La otra cara de la moneda fue el restablecimiento de los privilegios de la iglesia protegida por el Régimen, recortando con ello las libertades de las mujeres, que tanto habían avanzado en la república. Lo cierto, es que los primeros años fueron de una gran represión, especialmente dura, que se ejerció sobre todo vecino sospechoso de tener ideas comunistas o de ser un defensor de la república. Nada se le escapo al Régimen de la dictadura para tener controlada, doblegada y asustada a la población; por eso, principalmente, la Enseñanza, la Administración Pública y las grandes empresas privadas, fueron “depuradas” de personas sospechosas de haber sido republicanos o simpatizantes a los partidos y sindicatos obreros. Fueron unos años muy difíciles…
Un soleado día de un mes de junio, una pareja de la Guardia Civil se presentó en el caserío preguntando por algún familiar cercano a mi padre, para informar de su trágica muerte: había sido arrollado por el tren después de una larga noche de borrachera. Tras su entierro, resolví que nada me ataba a España y decidí buscar nuevos horizontes, lejos de una tierra que solo me había proporcionado sufrimientos. Ahorré lo suficiente para tomar uno de esos barcos de la emigración que hacían escala en los puertos españoles para seguir rumbo a la Argentina. Y un día, subí a un reluciente buque, un inmenso barco con el casco pintado a medias en gris claro y blanco. Lo hice en uno de los muelles del puerto de Bilbao. Partí de España sin mirar hacia tras, era joven, sano y fuerte… tenía toda la vida por delante pensando en que jamás volvería.

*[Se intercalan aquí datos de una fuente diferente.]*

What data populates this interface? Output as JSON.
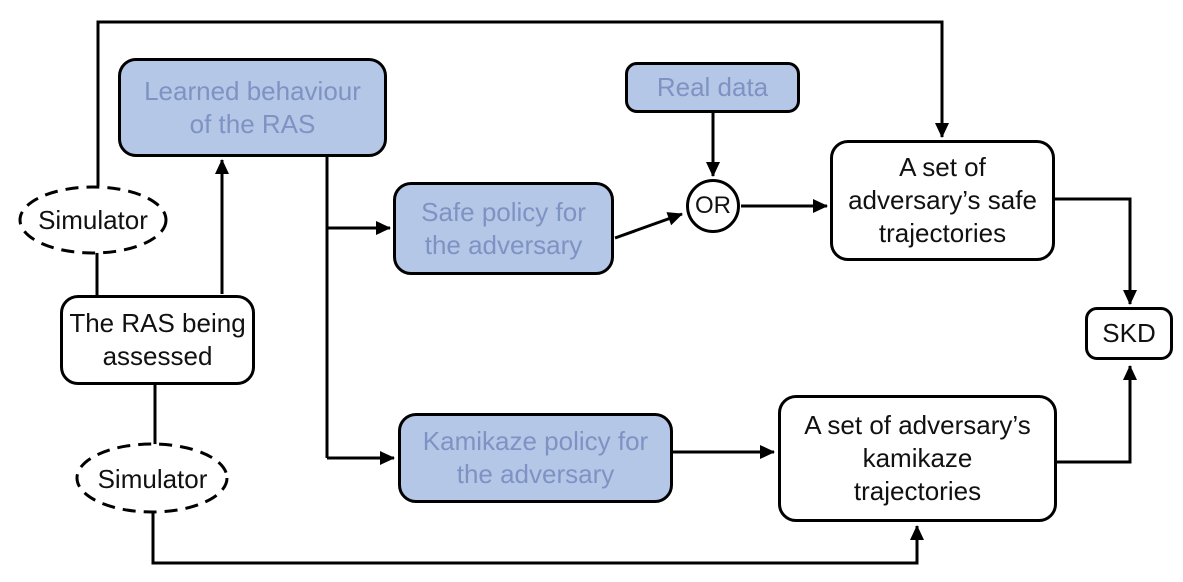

En ese instante, en el que el hombre de la siniestra figura permanece sumido en sus recuerdos, el padre de la niña repara en él. Le observa por un rato y por un momento siente que conoce a ese hombre, más como no tiene idea de por qué se acercó a su hija estando en el comedor, ni el motivo que le trae a estar en la sala de enfermería, levantándose del su asiento comienza a caminar hacia él. El hombre de negro, saliendo de sus recuerdos, repara en la intención del padre y decide acercarse para, por fin, decirle quién es. Según se van aproximando, una sonrisa se dibuja en el rostro del padre que parece haberle reconocido y con una exclamación, le nombra por su mote – ¡Guerniques! ¡Por el amor de Dios! ¿Cómo no me ha dicho que era usted?- Ambos hombres, en medio de la sala, se funden en un intenso y fuerte abrazo. Al mirarse, el padre advierte que su amigo está llorando. -¡Pero hombre que no es para tanto!. Acaso… ¿tanto le alegra volverme a ver?… –No lo sabe usted bien amigo mío, no lo sabe.